Die Verweigerung kann hier auch die Erteilung eines Kinderausweise oder die Beschaffung eines Kindervisums, bei welchem beide Elternteile ihre Zustimmung erteilen müssen, betreffen. Reisen mit Kindern im EG-Bereich sind allerdings keine Angelegenheit "von erheblicher Bedeutung", es sei denn, dass es sich um ein Krisengebiet wie etwa den Kosovo oder Albanien handelt.[9] Angelegenheiten von erheblicher Bedeutung dürften aber in jedem Falle Fernreisen betreffen.[10]

  • Streitigkeiten über die Namenserteilung.[11]
  • Streitigkeiten über Vermögensfragen, wobei auch hier einstweilige Anordnungen regelmäßig dann möglich sind, wenn z. B. bei vorhandenem ererbten Vermögen gemeinschaftlicher Kinder der eine Elternteil eine Anlage beabsichtigt, mit welcher der andere mitsorgeberechtigte Elternteil nicht einverstanden ist.

Ein Regelungsbedürfnis besteht regelmäßig dann, wenn das Kindeswohl eine einstweilige Regelung zur Abwendung von Nachteilen gebietet.[12] Dies kann aber nur in Ausnahmefällen gegeben sein.

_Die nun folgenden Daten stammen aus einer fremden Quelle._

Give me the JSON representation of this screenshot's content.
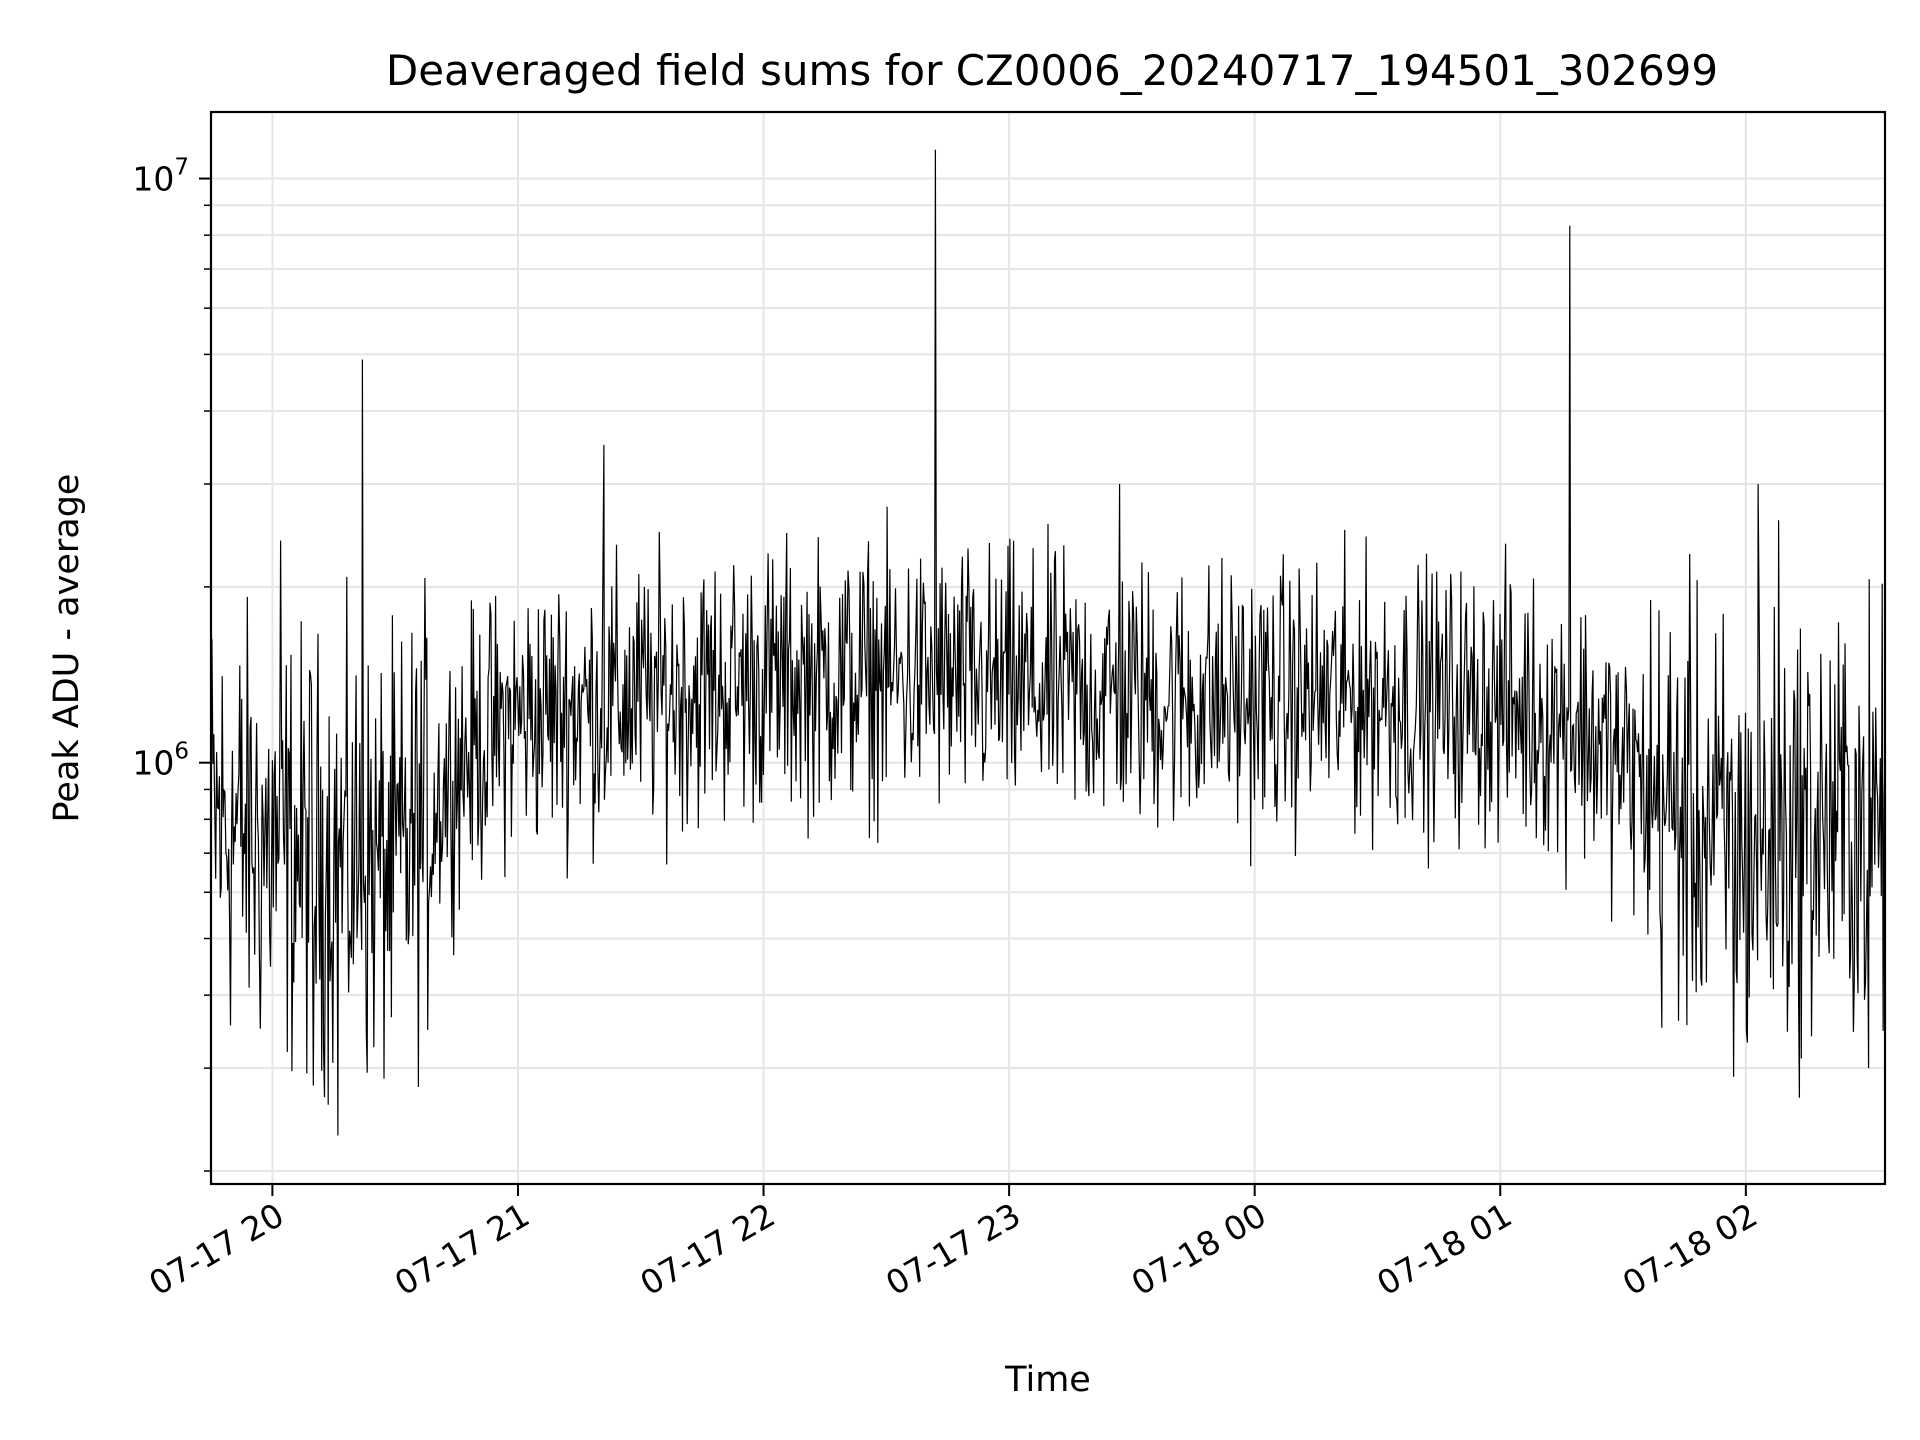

Sofern das Kindeswohl gefährdet ist, bleibt die Möglichkeit, ein Verfahren nach § 1666 BGB anzuregen.[13] Zudem stehen solche (Hauptsache-)Verfahren ohnehin unter dem Beschleunigungsgebot (§§ 155 Abs. 1, 155a FamFG), so dass fraglich ist, ob der Antrag auf Erlass einer einstweiligen Anordnung wirklich zeitlich kürzer behandelt werden würde.[14]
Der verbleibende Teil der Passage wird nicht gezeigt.